The first time I tried to explain what my team did to a board member, I used the word "uptime" twice in the first sentence. He nodded. Then he asked the question that has shaped how I run service delivery ever since. "And when uptime is 100%, what business outcome is that producing?" I did not have a good answer. Not in business language. I had availability statistics, ticket volumes, average resolution times, and a service desk dashboard the green-yellow-red of which would not have meant anything to him even if it had been turned around so he could see it. The honest reading of that conversation is that I had been running a function the business could not value because I had been describing it in a language the business did not use.

That conversation happened more than fifteen years ago. The industry has moved since then, but not as fast as it should have. The service delivery organizations that will matter in the next five years are the ones that stopped defending the status quo and started proving the upside.

Fig. 1 · From utility to advantage, 2005 to 2025
Six dimensions of the service delivery function, reframed across two decades. Most have moved upward and rightward on the organization chart. CSAT framing is the line drawn in gold.
Service delivery as utility (2005) Service delivery as advantage (2025) uptime outcomes facilities-adjacent CIO / CFO cost center P&L contributor manager VP / Head of IT quarterly tickets standing agenda internal CSAT customer experience
Source. Maria Siegel, drawing on 20+ years across RX Global and Apple Bank. Industry framing illustrative; pattern observed across financial services, life sciences, and global media operations.

The myth of "running the lights"

The phrase that did the most damage to my industry over the past two decades is "keeping the lights on." I have heard CIOs use it. I have heard CFOs use it. I have heard service delivery directors use it about their own teams without flinching. The phrase reduces the function to a maintenance operation, and once a function is described as maintenance, every conversation that follows is about cost. How much does it cost. Can we reduce the cost. Can we outsource the cost. None of those conversations contain the word value.
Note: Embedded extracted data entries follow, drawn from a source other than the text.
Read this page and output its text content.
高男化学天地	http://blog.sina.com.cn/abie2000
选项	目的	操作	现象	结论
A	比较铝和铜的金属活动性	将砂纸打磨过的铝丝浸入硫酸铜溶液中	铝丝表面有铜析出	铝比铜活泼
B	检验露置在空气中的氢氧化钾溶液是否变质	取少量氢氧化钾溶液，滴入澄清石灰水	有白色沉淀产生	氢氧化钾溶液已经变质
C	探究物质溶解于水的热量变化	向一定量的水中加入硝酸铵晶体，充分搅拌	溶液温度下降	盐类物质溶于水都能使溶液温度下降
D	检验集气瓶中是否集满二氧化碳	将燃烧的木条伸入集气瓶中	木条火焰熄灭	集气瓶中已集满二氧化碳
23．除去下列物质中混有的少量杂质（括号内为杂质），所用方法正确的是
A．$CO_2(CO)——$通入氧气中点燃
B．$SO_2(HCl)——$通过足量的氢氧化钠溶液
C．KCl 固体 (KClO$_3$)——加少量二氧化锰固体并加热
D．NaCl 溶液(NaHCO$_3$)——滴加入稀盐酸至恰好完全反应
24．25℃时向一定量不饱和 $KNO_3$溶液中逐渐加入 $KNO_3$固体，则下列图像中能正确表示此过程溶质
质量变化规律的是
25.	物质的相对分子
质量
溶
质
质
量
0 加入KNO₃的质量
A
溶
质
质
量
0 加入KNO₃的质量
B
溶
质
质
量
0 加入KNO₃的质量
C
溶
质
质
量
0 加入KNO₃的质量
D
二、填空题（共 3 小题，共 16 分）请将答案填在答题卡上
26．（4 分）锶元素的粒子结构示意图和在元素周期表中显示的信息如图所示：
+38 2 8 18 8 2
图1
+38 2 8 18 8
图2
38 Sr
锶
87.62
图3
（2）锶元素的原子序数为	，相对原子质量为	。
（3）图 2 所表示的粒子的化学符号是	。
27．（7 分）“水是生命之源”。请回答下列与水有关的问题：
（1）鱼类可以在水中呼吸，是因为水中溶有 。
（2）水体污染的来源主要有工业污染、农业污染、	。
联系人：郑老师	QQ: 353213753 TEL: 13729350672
Uptime is table stakes. Uptime is not differentiation. A well-run electrical grid has uptime. So does a well-run service desk. The interesting question is what the well-run service desk does that the electrical grid cannot. The answer, on a good day, is that it shapes how every other function in the business spends its time. Which is the kind of leverage that does not belong in a basement.

What outcome ownership looks like in practice

When I joined Apple Bank, the IT service delivery function had a dashboard that reported six things: average incident resolution time, ticket volume by category, SLA attainment, asset accuracy, customer satisfaction, and on-time project delivery. Every one of those metrics is valid. Together they tell you almost nothing about what the function is doing for the business.

The shift I made was not to abandon those metrics. It was to add three above them, and to make the three above them the ones that got reported to the executive committee. The first was time-to-productivity for new hires, measured from access provisioning through first verified business action. The second was annual savings on the IT operating budget, attributed not to the projects we delivered but to the workflows we eliminated. The third was the retention rate of the service delivery leadership pipeline, because retention is the only sustainable form of operating discipline I have ever found.

None of those three are technology metrics. All three are business metrics. All three depend on technology to move. That is the entire point.

The one metric I would put on the dashboard
Time-to-Productivity
Minutes from login to first verified business action. SLAs measure us. This measures what the business actually feels.

Why financial literacy is the next ITIL

The service delivery leaders who will run the next decade of this industry are the ones who can sit in a meeting with the CFO and pass for a peer. Not because they speak finance fluently. Because they understand that the work of the function only matters to the extent that it produces something a CFO can defend in a quarterly board pack.

That is a different posture than most ITSM training programs prepare leaders for. ITIL teaches process. ServiceNow teaches platform. Neither teaches a leader how to translate process discipline and platform investment into the language of capital allocation. The leaders who learn that translation late do fine. The leaders who learn it early do extraordinary things.

I do not think this is a soft skill. I think this is the central skill. The reason service delivery has been a cost center is that the people running it kept describing it as one. The reason it will stop being a cost center is that the next generation of leaders will describe it in a language that earns it a seat.

The quiet part

None of this is news to the people who are already doing it. The CIOs who promote from inside their service delivery org know. The CFOs who treat their IT VP as a strategic peer know. The boards that have stopped asking about ticket volume and started asking about employee experience know. The revolution in the title of this essay is quiet because it has been happening one organization at a time, in the back rows of executive meetings, in the budget conversations that nobody writes case studies about.

I am writing it down because it deserves to be on the record. The function I spent twenty years inside is not what it was when I started, and the reason it is not what it was when I started is that a generation of leaders quietly refused the framing they were handed. They reframed the work, the metrics, and the conversation. The people who keep doing that are the ones who will define what service delivery means for the next two decades.

What is the one metric your service delivery org reports on that would actually mean something to your CEO? Not the one you reported on last quarter. The one you would put up there tomorrow if you had the standing to make the call.